Lula associa Holocausto a discursos de ódio e autoritarismo e gera reação da oposição
Declaração do presidente no Dia Internacional em Memória das Vítimas do Holocausto foi publicada nas redes sociais
POLÍTICAO presidente Luiz Inácio Lula da Silva (PT) afirmou, nesta terça-feira (27), que o autoritarismo e os discursos de ódio foram instrumentos centrais utilizados pela Alemanha Nazista para promover o extermínio de milhões de judeus durante o Holocausto. A declaração foi feita em uma publicação no X (antigo Twitter), em referência ao Dia Internacional em Memória das Vítimas do Holocausto.
Na postagem, Lula destacou que a data serve como alerta permanente sobre os limites que a humanidade pode ultrapassar quando o preconceito é normalizado. Segundo o presidente, o massacre ocorrido durante a Segunda Guerra Mundial foi construído a partir da disseminação do ódio étnico e religioso e da supressão de direitos.
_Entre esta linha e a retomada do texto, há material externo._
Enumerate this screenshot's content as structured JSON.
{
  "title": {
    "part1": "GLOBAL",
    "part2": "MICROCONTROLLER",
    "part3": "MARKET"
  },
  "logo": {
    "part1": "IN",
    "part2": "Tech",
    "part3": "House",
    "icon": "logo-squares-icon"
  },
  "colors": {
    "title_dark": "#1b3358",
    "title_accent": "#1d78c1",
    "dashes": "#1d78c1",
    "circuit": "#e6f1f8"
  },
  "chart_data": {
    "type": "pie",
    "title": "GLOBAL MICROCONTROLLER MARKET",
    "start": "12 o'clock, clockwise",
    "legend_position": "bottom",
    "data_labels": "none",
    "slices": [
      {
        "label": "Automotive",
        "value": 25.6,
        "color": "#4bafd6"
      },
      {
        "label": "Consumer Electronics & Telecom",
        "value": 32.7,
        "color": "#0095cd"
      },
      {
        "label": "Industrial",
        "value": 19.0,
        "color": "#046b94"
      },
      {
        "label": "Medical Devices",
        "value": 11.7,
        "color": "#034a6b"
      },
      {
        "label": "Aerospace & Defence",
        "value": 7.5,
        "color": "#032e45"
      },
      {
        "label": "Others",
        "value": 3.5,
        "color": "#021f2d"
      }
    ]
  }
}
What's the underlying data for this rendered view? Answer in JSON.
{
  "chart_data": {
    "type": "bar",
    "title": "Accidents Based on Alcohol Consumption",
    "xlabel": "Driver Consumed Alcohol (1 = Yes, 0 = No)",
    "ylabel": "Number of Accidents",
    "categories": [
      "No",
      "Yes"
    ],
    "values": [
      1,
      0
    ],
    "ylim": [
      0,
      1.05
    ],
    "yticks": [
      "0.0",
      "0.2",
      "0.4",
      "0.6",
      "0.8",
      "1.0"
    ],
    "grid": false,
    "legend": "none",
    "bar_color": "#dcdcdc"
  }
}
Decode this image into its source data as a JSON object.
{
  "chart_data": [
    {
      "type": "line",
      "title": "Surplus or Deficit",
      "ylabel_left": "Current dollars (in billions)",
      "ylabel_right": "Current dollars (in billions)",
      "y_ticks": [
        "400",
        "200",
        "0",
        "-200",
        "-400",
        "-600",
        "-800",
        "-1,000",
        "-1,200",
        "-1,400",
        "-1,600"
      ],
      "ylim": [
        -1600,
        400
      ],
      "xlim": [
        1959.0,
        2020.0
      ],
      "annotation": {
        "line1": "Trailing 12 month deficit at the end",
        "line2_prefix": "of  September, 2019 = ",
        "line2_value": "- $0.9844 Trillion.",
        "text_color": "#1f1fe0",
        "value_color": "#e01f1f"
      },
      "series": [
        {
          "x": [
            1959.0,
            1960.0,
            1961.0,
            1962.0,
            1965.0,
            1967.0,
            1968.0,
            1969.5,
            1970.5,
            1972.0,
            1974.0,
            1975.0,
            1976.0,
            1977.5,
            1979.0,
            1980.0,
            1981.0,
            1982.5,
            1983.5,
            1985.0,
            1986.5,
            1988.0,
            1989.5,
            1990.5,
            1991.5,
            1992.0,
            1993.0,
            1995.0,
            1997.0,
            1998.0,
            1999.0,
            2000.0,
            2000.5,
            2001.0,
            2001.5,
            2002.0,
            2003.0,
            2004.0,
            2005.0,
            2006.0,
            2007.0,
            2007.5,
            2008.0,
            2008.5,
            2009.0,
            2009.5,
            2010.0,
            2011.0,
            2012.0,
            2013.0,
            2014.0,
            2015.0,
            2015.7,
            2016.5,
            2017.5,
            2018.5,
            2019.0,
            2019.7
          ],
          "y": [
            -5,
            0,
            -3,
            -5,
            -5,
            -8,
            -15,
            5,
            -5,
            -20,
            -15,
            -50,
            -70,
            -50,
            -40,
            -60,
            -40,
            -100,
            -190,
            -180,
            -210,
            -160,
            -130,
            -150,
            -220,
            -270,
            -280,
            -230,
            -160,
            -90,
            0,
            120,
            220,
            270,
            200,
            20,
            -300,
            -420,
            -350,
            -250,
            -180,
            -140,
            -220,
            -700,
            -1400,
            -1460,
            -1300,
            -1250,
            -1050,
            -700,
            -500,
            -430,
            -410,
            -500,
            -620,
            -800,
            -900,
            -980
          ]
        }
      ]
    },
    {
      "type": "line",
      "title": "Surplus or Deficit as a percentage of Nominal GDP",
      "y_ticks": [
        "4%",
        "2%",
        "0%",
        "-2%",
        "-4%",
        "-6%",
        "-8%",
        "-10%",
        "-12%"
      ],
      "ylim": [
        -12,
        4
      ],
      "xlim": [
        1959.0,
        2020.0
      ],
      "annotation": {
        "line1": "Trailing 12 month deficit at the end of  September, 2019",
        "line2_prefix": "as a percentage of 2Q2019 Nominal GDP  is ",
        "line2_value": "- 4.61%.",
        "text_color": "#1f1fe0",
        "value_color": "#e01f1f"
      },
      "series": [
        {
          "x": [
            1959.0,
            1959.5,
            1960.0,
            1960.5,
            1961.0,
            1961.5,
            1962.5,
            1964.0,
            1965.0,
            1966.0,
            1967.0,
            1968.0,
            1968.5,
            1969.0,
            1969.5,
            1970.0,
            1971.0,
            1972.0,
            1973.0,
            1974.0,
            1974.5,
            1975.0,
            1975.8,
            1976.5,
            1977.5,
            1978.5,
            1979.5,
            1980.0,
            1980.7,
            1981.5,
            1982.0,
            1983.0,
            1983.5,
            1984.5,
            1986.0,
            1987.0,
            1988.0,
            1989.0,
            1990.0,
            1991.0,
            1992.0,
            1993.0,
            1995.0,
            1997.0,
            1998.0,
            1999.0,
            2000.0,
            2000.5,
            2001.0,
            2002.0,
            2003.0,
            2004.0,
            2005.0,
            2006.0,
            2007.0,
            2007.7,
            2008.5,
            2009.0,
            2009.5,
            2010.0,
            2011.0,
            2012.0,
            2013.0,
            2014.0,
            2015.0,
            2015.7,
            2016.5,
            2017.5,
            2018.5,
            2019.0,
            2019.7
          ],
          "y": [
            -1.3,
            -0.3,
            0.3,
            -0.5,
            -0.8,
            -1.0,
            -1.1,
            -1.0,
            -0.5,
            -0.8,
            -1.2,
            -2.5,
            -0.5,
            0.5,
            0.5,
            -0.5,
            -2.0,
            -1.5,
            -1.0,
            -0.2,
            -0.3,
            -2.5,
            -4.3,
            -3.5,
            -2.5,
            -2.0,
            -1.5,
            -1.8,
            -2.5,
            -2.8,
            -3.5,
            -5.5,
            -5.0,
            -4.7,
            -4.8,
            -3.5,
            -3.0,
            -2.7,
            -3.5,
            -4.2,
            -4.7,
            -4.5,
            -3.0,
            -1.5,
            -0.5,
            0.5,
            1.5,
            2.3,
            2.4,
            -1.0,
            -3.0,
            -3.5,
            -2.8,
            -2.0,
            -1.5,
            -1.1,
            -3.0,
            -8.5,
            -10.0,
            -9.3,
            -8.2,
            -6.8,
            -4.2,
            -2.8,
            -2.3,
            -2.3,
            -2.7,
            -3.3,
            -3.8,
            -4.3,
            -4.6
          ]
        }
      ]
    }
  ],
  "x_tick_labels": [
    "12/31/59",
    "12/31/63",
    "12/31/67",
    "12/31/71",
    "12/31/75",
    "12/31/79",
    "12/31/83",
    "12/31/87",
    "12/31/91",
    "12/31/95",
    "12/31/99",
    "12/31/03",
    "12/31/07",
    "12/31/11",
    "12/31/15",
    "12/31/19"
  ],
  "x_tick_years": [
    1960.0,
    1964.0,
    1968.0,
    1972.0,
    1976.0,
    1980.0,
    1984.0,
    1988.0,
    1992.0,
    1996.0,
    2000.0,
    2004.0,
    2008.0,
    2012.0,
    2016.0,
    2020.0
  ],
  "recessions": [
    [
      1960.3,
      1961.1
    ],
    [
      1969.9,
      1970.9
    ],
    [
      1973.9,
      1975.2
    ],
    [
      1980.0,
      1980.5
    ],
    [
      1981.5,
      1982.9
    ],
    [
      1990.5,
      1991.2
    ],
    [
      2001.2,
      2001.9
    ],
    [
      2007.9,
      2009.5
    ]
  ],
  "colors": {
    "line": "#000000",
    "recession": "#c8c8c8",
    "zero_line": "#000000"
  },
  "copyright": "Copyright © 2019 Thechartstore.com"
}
“É preciso recordar os horrores que a humanidade é capaz de cometer contra o próprio ser humano. O autoritarismo, os discursos de ódio e o preconceito étnico e religioso foram as peças com as quais essa grande tragédia do século XX foi construída”, escreveu o presidente.
Lula também relembrou que, em 2004, durante seu primeiro mandato, assinou uma petição encaminhada à Organização das Nações Unidas (ONU) que contribuiu para a criação oficial da data em memória das vítimas do Holocausto. Segundo ele, o 27 de janeiro simboliza não apenas a lembrança das vítimas, mas também a solidariedade às famílias destruídas pelo genocídio.
“O dia é de defesa dos Direitos Humanos, da convivência pacífica e das instituições democráticas, valores fundamentais para o mundo mais justo que queremos deixar às próximas gerações”, completou.
A data foi escolhida por marcar a libertação do campo de concentração e extermínio de Auschwitz-Birkenau, em 27 de janeiro de 1945, pelas tropas soviéticas. Localizado no sul da Polônia, o complexo nazista foi palco da morte de entre 1,3 milhão e 3 milhões de pessoas.
Reação da oposição
A publicação do presidente repercutiu entre adversários políticos. O senador Flávio Bolsonaro (PL-RJ), que se apresenta como pré-candidato à Presidência da República, acusou Lula de antissemitismo nesta terça-feira.
Flávio afirmou que o presidente, em episódios recentes, deixou de condenar o grupo Hamas e direcionou críticas a Israel, o que, segundo ele, colocaria o Brasil entre países que apoiam o terrorismo. O senador também declarou que, caso eleito, pretende alinhar o país a Israel e afirmou que o próximo presidente brasileiro não será persona non grata no país.
A crítica retoma um episódio de 2024, quando o então ministro das Relações Exteriores de Israel, Israel Katz, declarou Lula persona non grata, após o presidente comparar a ofensiva israelense na Faixa de Gaza ao genocídio promovido pela Alemanha Nazista durante o regime de Adolf Hitler.